Ten aanzien van feit 1

In het ziekenhuis zijn bij [slachtoffer] de volgende verwondingen geconstateerd3:

- twee diepe brandwonden (3e graads) in de beide flanken;

- een brandwond aan de rechterpols;

- aan één kant in de hals blauwe vlekken;

- een snijwond tussen de vingers aan de linkerhand;

- wonden op romp en gezicht;

- vele bloeduitstortingen op het gehele lichaam;

- blauwe ogen, bloeduitstortingen;

- scrotum aan één kant blauw;

- opgezette mond en wangen;

- nierfalen;

- op de onderbenen wonden gelijkend op afdrukken van hakken van een laars, te weten 3 afdrukken rechts en 1 afdruk links, allen tot bloedens toe;

- op het linkerbeen zeker 30 puntjes, lijkend op nietjesindrukken.

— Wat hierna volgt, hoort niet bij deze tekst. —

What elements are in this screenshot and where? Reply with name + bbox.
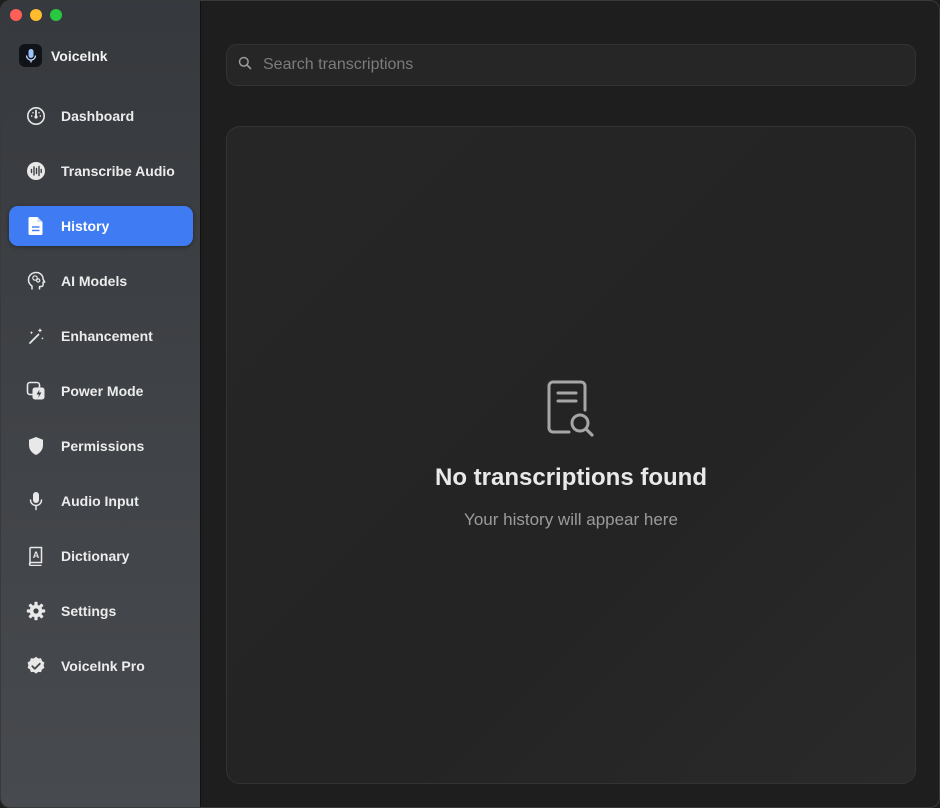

Van de verwondingen van [slachtoffer] zijn foto's gemaakt4.

Blijkens het NFI rapport "Letselbeoordeling" van 8 juni 20075 zijn bij [slachtoffer] diverse onderhuidse bloeduitstortingen, oppervlakkige huidbeschadigingen/-perforaties met een onderlinge afstand van circa 1 cm, schaafwonden/crushletsels/ krasvormige huidbeschadigingen en een scherprandige huidklieving geconstateerd. Verder is er letsel door thermische inwerking of contact met etsende stoffen en een nierfunctiestoornis geconstateerd. De oppervlakkige huidbeschadigingen betreffen stipvormige huidbeschadigingen. Gezien het paarsgewijze patroon en de aanwezigheid van een nietje op de röntgenfoto van de borstkas zou dit letsel kunnen passen bij de verklaring van [slachtoffer] dat dit letsel door toedoen van een nietmachine is veroorzaakt. Het tijdelijk karakter van de nierfunctiestoomissen in combinatie met de vele letsels maakt het hoogstwaarschijnlijk dat de nierfunctiestoomissen zijn veroorzaakt door de rhabdomyolyse en derhalve door verschillende vormen van geweldinwerking. De scherprandige huidklieving is zeer waarschijnlijk veroorzaakt door een scherprandig voorwerp.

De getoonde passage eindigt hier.